— Во дворе моего дома есть античные каменные фрагменты. Нет в них ничего примечательного, кроме возраста. Старая прачка, стирающая блузки в жестяном корыте, в сто раз интереснее. Сосна, гнущаяся под ветром, или взлетающая птица дадут им сто очков вперед, и я знал, что означают эти фрагменты, потому что отец перевел выбитые на них надписи и рассказал мне. После обеда он обычно водил к ним гостей, показывал. Я уже в юном возрасте выучил наизусть эти записи, но они интересовали меня в гораздо меньшей степени, чем служанка, проходившая по коридору на толстых ногах, в синем платье, измятом везде, за исключением той части, что обтягивала ее внушительный зад.
— Почему?
— Живое, — пояснил Алессандро. — Я восторгаюсь живым точно так же, как бедняк — жизнью богача.
— Да уж, это большой шаг вперед по сравнению с любованием задом служанки. Вероятно, ты образованный.
— Как и ты.
Персей слегка поклонился.
— Факультет философии, Рим, год тысяча девятьсот шестнадцатый… доучиться не дали.
— Болонья, тысяча девятьсот пятнадцатый, — сказал Алессандро. — Факультет эстетики. Доучиться не дали.
Запах горячего хлеба проник сквозь парусиновые стены палатки: по словам Персея, открылись дверцы духовок.
— Ты не ел трое суток. Тебе надо набраться сил.
— Как я смогу есть? — спросил Алессандро, поднимая забинтованные руки.

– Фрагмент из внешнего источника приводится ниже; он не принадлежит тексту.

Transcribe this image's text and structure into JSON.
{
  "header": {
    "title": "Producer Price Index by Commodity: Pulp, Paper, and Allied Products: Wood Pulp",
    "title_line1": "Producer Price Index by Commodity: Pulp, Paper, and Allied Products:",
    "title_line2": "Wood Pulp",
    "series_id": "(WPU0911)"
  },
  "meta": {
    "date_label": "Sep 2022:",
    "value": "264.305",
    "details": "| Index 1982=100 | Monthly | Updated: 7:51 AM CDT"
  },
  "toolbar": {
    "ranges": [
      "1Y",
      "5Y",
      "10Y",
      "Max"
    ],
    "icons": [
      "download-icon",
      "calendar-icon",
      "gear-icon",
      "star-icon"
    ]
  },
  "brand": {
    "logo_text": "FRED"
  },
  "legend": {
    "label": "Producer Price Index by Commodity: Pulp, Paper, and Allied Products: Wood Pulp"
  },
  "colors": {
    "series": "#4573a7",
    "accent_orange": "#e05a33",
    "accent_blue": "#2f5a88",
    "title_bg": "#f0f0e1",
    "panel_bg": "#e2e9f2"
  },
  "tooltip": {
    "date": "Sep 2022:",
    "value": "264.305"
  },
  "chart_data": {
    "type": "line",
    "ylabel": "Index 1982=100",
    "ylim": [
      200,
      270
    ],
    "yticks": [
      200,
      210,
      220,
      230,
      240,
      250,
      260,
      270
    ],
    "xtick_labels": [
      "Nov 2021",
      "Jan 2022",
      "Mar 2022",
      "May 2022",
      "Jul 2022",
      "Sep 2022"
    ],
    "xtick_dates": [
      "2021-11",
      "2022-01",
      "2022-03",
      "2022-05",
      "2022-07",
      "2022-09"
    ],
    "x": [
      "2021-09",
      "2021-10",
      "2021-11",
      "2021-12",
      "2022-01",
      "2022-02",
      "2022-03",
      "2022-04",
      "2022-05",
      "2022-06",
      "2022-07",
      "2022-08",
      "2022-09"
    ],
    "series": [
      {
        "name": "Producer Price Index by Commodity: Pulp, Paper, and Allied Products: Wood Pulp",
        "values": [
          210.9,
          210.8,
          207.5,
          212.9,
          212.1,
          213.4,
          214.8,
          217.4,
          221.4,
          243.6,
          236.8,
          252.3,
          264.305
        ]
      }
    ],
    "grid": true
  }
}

— Не говорили глупости, ты без труда удержишь ломоть горячего хлеба. Ты похож на кенгуру, но сможешь есть все, что захочешь. Даже поднять миску раскаленного супа, как казак.
— Подожди. Прежде чем ты уйдешь… Рим по-прежнему прекрасен. Пропорции те же, цвета, свет, тени.
Персей, уже направившийся было к выходу, обернулся.
— Знаю. Недавно там побывал. О нем будут заботиться женщины, так? Им придется взять на себя обязанности хранительниц, потому что многие из нас умерли или умрут. — Алессандро кивнул. Мысль ему понравилась. А Персей добавил: — Это логично, что мы любим их, и они будут окружены прекрасным, а потом у них народятся дети.
Съев несколько ломтей хлеба и наслушавшись дружеских шуток о лапках кенгуру, Алессандро приступил к работе. Ему нацепили на спину носильную раму, а потом нагрузили ее так, что коленные сухожилия едва не лопнули. Казалось, он не выдержит такого веса. Его начало шатать при первых шагах, он тяжело дышал уже в самом начале подъема, ему приходилось контролировать каждое движение на поворотах, потому что усталость и инерция на пару могли столкнуть его с ничем не огороженного края тропы.
Кое-где столбы и натянутые между ними тросы ограничивали этот край, но хватало мест с выступами, о которые ударялась ноша, отталкивая его к бездне.
Хотя каждый шаг вызывал боль, вскоре он поймал ритм, начал узнавать путь, выпрямился и даже грезил наяву.
Когда забинтованные руки оказывались перед глазами, порой он взмахивал ими, чтобы сохранить равновесие и не упасть, ему хотелось пожалеть себя. Еще бы, он выглядел таким несчастным.